Der Streit dreht sich um einen Beitrag auf X, vormals Twitter, von Mitte November. Musk hatte einem Nutzer Recht gegeben, der geschrieben hatte, "jüdische Gemeinschaften" würden "Hass gegen Weiße" schüren. Er habe "die tatsächliche Wahrheit" gesagt, schrieb Musk dazu. Hintergrund ist eine rechtsextreme Verschwörungstheorie, derzufolge Juden einen heimlichen Plan verfolgen, illegale Migranten in westliche Länder zu bringen, um die weißen Mehrheiten zu schwächen.

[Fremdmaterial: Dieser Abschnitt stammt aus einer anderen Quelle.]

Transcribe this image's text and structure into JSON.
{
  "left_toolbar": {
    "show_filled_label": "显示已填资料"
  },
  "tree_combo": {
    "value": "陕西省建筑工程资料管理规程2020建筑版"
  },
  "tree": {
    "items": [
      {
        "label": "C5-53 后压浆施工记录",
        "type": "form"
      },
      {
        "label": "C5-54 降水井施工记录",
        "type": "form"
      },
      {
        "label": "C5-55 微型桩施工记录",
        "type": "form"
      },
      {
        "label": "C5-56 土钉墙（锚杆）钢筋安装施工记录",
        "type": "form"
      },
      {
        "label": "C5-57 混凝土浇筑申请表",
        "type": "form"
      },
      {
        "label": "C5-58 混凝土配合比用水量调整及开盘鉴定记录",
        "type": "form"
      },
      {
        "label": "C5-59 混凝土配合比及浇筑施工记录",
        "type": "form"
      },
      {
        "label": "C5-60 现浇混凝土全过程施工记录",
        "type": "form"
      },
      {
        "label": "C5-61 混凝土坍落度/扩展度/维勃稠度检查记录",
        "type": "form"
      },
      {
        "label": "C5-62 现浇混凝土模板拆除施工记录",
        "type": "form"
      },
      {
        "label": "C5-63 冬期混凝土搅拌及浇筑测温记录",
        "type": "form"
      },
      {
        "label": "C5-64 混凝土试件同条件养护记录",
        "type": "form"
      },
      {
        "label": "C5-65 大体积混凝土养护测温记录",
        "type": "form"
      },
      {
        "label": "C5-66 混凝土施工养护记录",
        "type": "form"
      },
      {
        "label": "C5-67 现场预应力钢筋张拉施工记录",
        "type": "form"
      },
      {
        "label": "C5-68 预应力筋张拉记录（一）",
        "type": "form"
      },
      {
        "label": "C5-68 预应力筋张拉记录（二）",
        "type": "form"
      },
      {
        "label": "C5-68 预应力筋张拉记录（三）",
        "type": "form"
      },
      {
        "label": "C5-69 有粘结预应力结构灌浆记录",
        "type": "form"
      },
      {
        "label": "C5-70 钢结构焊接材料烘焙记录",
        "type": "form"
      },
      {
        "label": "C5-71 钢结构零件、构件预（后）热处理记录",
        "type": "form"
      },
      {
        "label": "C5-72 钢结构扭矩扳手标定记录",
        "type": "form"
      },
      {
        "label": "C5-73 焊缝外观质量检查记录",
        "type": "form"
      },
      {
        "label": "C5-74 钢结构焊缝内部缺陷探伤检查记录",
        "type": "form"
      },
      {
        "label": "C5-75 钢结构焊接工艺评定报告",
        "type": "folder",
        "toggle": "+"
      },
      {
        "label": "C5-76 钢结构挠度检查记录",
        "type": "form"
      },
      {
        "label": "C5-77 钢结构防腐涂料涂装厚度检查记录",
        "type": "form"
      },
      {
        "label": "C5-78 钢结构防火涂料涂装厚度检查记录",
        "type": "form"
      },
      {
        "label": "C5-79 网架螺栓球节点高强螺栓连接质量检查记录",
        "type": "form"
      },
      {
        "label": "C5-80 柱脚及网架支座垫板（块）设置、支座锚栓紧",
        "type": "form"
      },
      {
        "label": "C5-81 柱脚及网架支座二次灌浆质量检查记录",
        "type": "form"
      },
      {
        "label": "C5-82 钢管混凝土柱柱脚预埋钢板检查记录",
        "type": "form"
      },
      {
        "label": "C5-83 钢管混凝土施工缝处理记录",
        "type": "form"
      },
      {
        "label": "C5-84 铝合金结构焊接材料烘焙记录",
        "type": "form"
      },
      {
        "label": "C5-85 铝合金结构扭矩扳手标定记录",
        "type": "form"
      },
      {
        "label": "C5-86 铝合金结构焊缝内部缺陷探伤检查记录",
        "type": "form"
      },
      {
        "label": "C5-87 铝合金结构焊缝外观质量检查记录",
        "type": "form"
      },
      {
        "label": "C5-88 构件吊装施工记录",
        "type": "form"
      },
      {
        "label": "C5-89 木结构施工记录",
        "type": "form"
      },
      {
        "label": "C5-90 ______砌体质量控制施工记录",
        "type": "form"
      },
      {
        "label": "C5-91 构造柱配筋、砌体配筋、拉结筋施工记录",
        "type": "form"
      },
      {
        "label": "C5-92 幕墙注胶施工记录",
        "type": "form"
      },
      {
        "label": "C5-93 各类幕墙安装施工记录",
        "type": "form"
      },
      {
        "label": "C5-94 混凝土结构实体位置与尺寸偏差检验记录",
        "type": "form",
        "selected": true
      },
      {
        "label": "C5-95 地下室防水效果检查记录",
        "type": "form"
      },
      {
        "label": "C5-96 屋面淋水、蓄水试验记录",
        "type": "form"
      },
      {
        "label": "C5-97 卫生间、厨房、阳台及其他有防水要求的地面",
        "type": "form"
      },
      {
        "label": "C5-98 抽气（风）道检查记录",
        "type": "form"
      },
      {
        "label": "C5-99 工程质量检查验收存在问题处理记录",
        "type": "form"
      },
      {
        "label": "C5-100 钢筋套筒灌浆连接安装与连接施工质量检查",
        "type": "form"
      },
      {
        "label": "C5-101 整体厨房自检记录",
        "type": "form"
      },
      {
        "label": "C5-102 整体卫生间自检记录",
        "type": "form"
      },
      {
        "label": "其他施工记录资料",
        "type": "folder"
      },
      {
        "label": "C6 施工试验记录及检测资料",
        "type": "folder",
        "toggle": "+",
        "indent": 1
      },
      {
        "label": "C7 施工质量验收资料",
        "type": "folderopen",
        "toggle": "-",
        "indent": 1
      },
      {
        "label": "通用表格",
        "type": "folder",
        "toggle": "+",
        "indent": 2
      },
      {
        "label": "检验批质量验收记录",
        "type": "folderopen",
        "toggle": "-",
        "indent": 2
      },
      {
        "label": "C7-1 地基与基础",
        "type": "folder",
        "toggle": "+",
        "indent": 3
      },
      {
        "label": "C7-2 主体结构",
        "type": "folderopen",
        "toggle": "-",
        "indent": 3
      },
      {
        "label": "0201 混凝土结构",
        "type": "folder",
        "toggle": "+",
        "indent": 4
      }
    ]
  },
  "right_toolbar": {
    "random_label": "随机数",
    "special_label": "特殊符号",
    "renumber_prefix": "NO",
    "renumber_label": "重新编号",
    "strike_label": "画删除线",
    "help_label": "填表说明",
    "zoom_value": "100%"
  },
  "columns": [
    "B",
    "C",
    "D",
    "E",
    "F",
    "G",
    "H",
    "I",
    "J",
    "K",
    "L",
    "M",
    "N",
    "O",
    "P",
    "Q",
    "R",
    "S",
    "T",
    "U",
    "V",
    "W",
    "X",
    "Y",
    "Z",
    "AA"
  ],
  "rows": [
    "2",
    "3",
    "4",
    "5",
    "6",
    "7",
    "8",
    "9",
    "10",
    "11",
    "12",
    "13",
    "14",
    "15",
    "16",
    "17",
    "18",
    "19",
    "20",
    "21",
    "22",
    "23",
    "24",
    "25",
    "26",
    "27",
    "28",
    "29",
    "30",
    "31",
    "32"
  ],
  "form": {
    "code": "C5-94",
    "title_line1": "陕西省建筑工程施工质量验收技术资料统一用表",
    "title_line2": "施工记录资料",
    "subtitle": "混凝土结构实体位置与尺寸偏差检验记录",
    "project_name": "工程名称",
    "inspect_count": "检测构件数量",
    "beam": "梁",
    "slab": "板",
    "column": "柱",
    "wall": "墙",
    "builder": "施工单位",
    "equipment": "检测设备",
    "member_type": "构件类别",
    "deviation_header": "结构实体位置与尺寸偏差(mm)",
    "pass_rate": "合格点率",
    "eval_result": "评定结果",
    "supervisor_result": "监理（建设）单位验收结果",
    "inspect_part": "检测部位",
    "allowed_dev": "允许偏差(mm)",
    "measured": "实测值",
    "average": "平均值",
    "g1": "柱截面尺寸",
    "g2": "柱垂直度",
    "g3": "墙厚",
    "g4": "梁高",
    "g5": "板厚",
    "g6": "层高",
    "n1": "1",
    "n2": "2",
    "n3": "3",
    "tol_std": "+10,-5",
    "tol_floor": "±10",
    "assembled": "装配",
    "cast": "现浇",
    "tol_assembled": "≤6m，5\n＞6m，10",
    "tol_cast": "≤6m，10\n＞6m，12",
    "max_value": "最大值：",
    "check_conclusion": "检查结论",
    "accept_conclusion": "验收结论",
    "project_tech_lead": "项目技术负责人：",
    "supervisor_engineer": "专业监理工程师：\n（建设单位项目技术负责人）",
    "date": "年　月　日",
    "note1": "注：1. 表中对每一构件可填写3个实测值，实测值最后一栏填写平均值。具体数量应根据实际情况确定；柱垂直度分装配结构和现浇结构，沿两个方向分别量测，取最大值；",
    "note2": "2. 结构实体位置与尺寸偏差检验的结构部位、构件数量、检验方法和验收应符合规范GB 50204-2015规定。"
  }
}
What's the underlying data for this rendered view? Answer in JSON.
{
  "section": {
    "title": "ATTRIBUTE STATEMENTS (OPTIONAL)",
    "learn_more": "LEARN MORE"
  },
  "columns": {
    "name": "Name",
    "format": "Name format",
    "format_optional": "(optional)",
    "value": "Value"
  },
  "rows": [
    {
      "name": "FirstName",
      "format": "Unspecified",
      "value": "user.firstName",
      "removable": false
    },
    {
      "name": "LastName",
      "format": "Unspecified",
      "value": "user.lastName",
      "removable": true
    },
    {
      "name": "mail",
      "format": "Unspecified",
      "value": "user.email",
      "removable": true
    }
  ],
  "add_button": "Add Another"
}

Der Satz löste einen Sturm der Empörung aus. Außerdem führte er dazu, dass eine Reihe großer Werbekunden ihre Anzeigen auf der Plattform stoppten, etwa Apple, Disney und IBM. Musk räumte ein, das sei wahrlich der "schlimmste und dümmste Post" gewesen, den er je abgesetzt habe. Er entschuldige sich dafür und erklärte außerdem, er sei missverstanden worden.
Gleichwohl ist der Abgang wichtiger Werbekunden ein Problem für Musk, wie er eingestand. Sollte das Unternehmen scheitern, "dann wegen eines Anzeigen-Boykotts", sagte er bei der Veranstaltung in New York. Das werde die Plattform "töten".